IWG DIVIDES TO CONQUER WEWORK DISCOUNT

BY ED CROPLEY

IWG is showing the value of self-destruction. Shares in the British office-sharing group soared more than 20 percent on Monday morning after it sold its Japanese business for 320 million pounds. Although still in a different building from younger and trendier rival WeWork, the deal gives a glimpse of the riches hidden behind its workstations.

Founder Mark Dixon realised that companies and people wanted short-term, ready-to-use office space when he launched Regus in the late 1980s. But being first hasn’t translated into being the most valuable. After Monday’s bounce, IWG, as the listed parent company is now known, had a market value of 2.9 billion pounds ($3.8 billion), or 1.2 times last year’s sales. Private WeWork’s most recent valuation of $47 billion is an eye-popping 26 times revenue.

Dixon lacks the financial muscle of Masayoshi Son, whose SoftBank Group is a major WeWork backer. Given the Japanese tech group’s clout in its home market, IWG is probably right to avoid direct competition. But selling its Japanese unit to local rival TKP points to some hidden sparkle in the rest of the business.

The price tag works out at more than 15 times the division’s EBITDA last year. That’s more than twice the multiple that investors attached to the whole of IWG, including 451 million pounds of net debt, before the announcement. Apply the same valuation to the entire group and its equity market value would be 5.6 billion pounds.

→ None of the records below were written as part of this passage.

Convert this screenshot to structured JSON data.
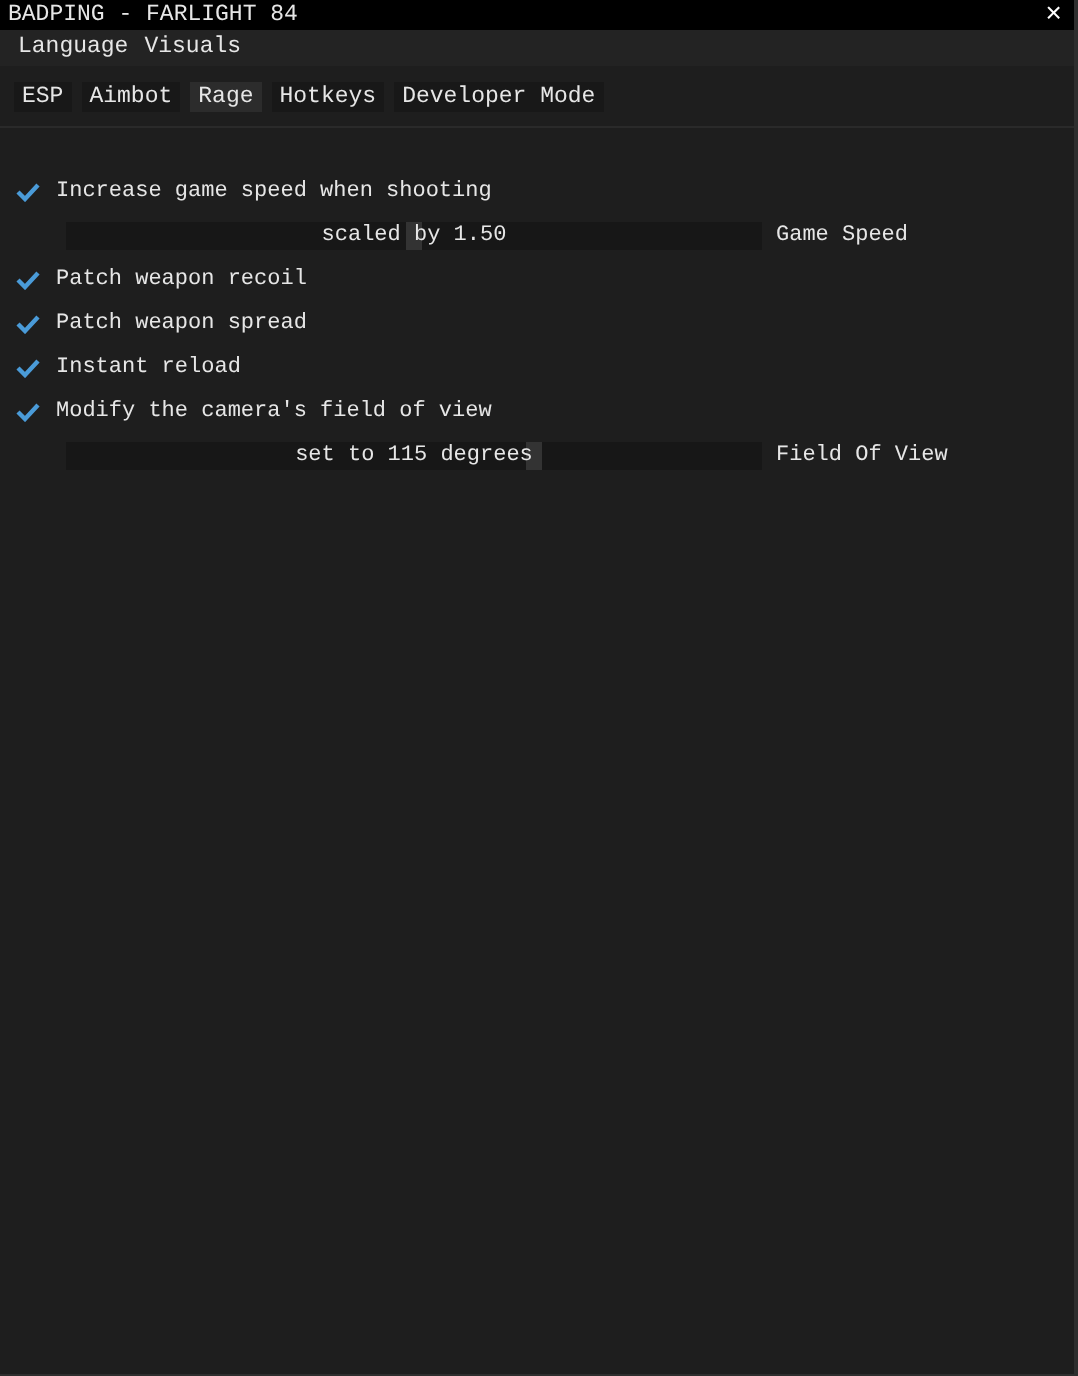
{
  "window": {
    "title": "BADPING - FARLIGHT 84",
    "close": "×"
  },
  "menu": [
    "Language",
    "Visuals"
  ],
  "tabs": [
    {
      "label": "ESP",
      "selected": false
    },
    {
      "label": "Aimbot",
      "selected": false
    },
    {
      "label": "Rage",
      "selected": true
    },
    {
      "label": "Hotkeys",
      "selected": false
    },
    {
      "label": "Developer Mode",
      "selected": false
    }
  ],
  "options": [
    {
      "label": "Increase game speed when shooting",
      "checked": true,
      "slider": {
        "value": "scaled by 1.50",
        "label": "Game Speed",
        "level": 0.5
      }
    },
    {
      "label": "Patch weapon recoil",
      "checked": true
    },
    {
      "label": "Patch weapon spread",
      "checked": true
    },
    {
      "label": "Instant reload",
      "checked": true
    },
    {
      "label": "Modify the camera's field of view",
      "checked": true,
      "slider": {
        "value": "set to 115 degrees",
        "label": "Field Of View",
        "level": 0.675
      }
    }
  ]
}
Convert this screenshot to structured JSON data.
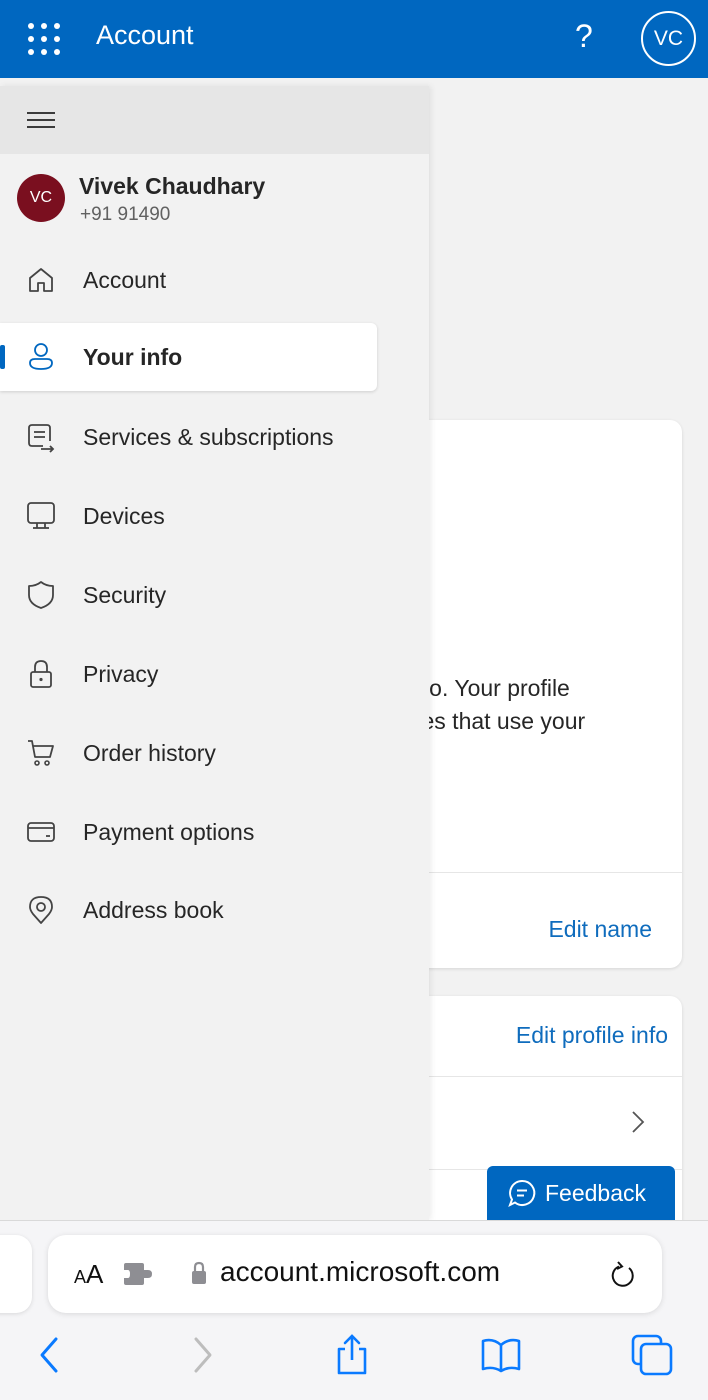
{
  "header": {
    "app_title": "Account",
    "help_label": "?",
    "user_initials": "VC"
  },
  "drawer": {
    "profile": {
      "initials": "VC",
      "name": "Vivek Chaudhary",
      "phone": "+91 91490"
    },
    "items": [
      {
        "label": "Account",
        "icon": "home-icon",
        "active": false
      },
      {
        "label": "Your info",
        "icon": "person-icon",
        "active": true
      },
      {
        "label": "Services & subscriptions",
        "icon": "subscriptions-icon",
        "active": false
      },
      {
        "label": "Devices",
        "icon": "monitor-icon",
        "active": false
      },
      {
        "label": "Security",
        "icon": "shield-icon",
        "active": false
      },
      {
        "label": "Privacy",
        "icon": "lock-icon",
        "active": false
      },
      {
        "label": "Order history",
        "icon": "cart-icon",
        "active": false
      },
      {
        "label": "Payment options",
        "icon": "credit-card-icon",
        "active": false
      },
      {
        "label": "Address book",
        "icon": "location-pin-icon",
        "active": false
      }
    ]
  },
  "main": {
    "name_card": {
      "description_line1": "oto. Your profile",
      "description_line2": "ces that use your",
      "edit_link": "Edit name"
    },
    "profile_card": {
      "edit_link": "Edit profile info"
    },
    "feedback_label": "Feedback"
  },
  "browser": {
    "text_size_label_small": "A",
    "text_size_label_large": "A",
    "url": "account.microsoft.com"
  },
  "colors": {
    "brand_blue": "#0067c0",
    "link_blue": "#0f6cbd",
    "avatar_maroon": "#7a0f1f"
  }
}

IWG’s other businesses, which it also plans to sell, are unlikely to fetch the same juicy price. The Japanese business was more profitable than the overall group last year, with an EBITDA margin of almost 22 percent, against 15 percent for the company as a whole.

But investors are clearly treating the sale of 150 Japanese offices as an appetising sushi starter to the rest of IWG’s businesses, which run 3,250 outlets globally. After stripping out last year’s Japanese earnings and including the cash proceeds, the company now trades at just over eight times EBITDA.

Dixon last year twice called off talks to sell IWG because the price was too low. The latest sale suggests dividing may be the key to conquering the company’s discount.